The watch market is ripe for disruption. In effect, three giant holding companies dominate it. Swatch, which owns Rado, Omega, Longines, Breguet, Harry Winston and others; Richemont, which owns Cartier, Jaeger, Piaget, and Van Cleef & Arpels; and LVMH, which owns Bulgari, Dior and TAG Heuer. There are some smaller groups, of which Rolex is the largest single-brand player. As on all luxury products, the margins are attractive; but the really great watch brands run not just on current marketing and quality, but on history, and you can't really buy that if you're a new brand-name entry. Unless, of course, you're Apple, and have a different history of quality to bring to the equation.
For Apple itself, the reasoning is straightforward. It already dominates its current segments - though it will need to keep growing its iPhone in developing-country markets. But, now that it is a $700-billion company, it needs to find new markets to conquer. That's what Apple Watch is all about, as is its reported venture into cars. And, as some analysts have pointed out, for a $700-billion company to show solid growth, it is not enough to capture low margin markets. Selling a few million watches with minimal margins is not enough to satisfy Apple; it has to steadily move up the value chain as well, selling more and more expensive goods. Thus iPods to phones, phones to tablets, and tablets to watches - and thence to cars, and who knows what after that.
This is what lies behind the apparently puzzling pricing of the Apple Watch. There are three main lines - the cheapest will cost around $350-450, about the price of a new iPhone. But the "regular" Apple Watch will cost a couple of hundred dollars more; and there is also to be a top-of-the-line model that will cost $10,000, and compete with mid-level, partly hand-made Swiss watches. Even the lowest-priced offering is more expensive than its regular Pacific Rim-made watch counterpart, like a Seiko. And, further, it won't work without being connected to an iPhone, as well as being significantly more expensive than the existing "smartwatches" that run Google's Android Wear operating system. But when it is realised that Apple is in fact trying something entirely new, the pricing decision makes more sense.

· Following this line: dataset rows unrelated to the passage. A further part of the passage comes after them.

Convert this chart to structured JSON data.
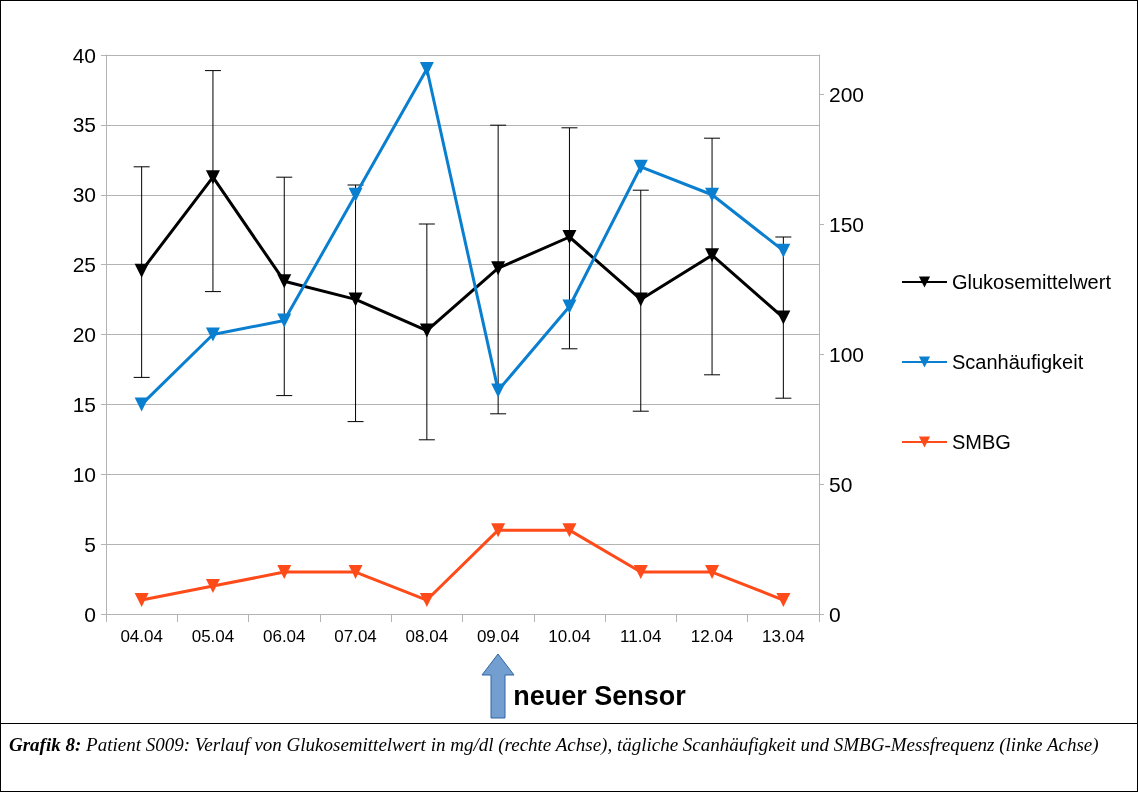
{
  "chart_data": {
    "type": "line",
    "categories": [
      "04.04",
      "05.04",
      "06.04",
      "07.04",
      "08.04",
      "09.04",
      "10.04",
      "11.04",
      "12.04",
      "13.04"
    ],
    "series": [
      {
        "name": "Glukosemittelwert",
        "color": "#000000",
        "axis": "y2",
        "values": [
          132,
          168,
          128,
          121,
          109,
          133,
          145,
          121,
          138,
          114
        ],
        "errors": [
          [
            91,
            172
          ],
          [
            124,
            209
          ],
          [
            84,
            168
          ],
          [
            74,
            165
          ],
          [
            67,
            150
          ],
          [
            77,
            188
          ],
          [
            102,
            187
          ],
          [
            78,
            163
          ],
          [
            92,
            183
          ],
          [
            83,
            145
          ]
        ]
      },
      {
        "name": "Scanhäufigkeit",
        "color": "#0a7fd0",
        "values": [
          15,
          20,
          21,
          30,
          39,
          16,
          22,
          32,
          30,
          26
        ]
      },
      {
        "name": "SMBG",
        "color": "#ff4b1a",
        "values": [
          1,
          2,
          3,
          3,
          1,
          6,
          6,
          3,
          3,
          1
        ]
      }
    ],
    "ylim": [
      0,
      40
    ],
    "yticks": [
      0,
      5,
      10,
      15,
      20,
      25,
      30,
      35,
      40
    ],
    "y2lim": [
      0,
      215
    ],
    "y2ticks": [
      0,
      50,
      100,
      150,
      200
    ],
    "grid": "y",
    "legend": "right",
    "marker": "triangle",
    "line_style": "solid",
    "annotations": [
      "neuer Sensor",
      "Grafik 8:",
      "Patient S009:  Verlauf von Glukosemittelwert in mg/dl (rechte Achse), tägliche Scanhäufigkeit und SMBG-Messfrequenz (linke Achse)"
    ]
  }
}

Like much else that the Cupertino-headquartered company does, though, there is a whiff of the future about it. Many assumed that the ubiquity of mobile phones meant that the two-way watch radio of Golden Age science fiction - think Dick Tracy - in which entire cities were imagined walking around and talking into their wrists, would never come to be. The Apple Watch, which will make calls via its attached iPhone, might make that a reality. And, certainly, people will be less scared of losing their phones if they're wearing them on their wrist.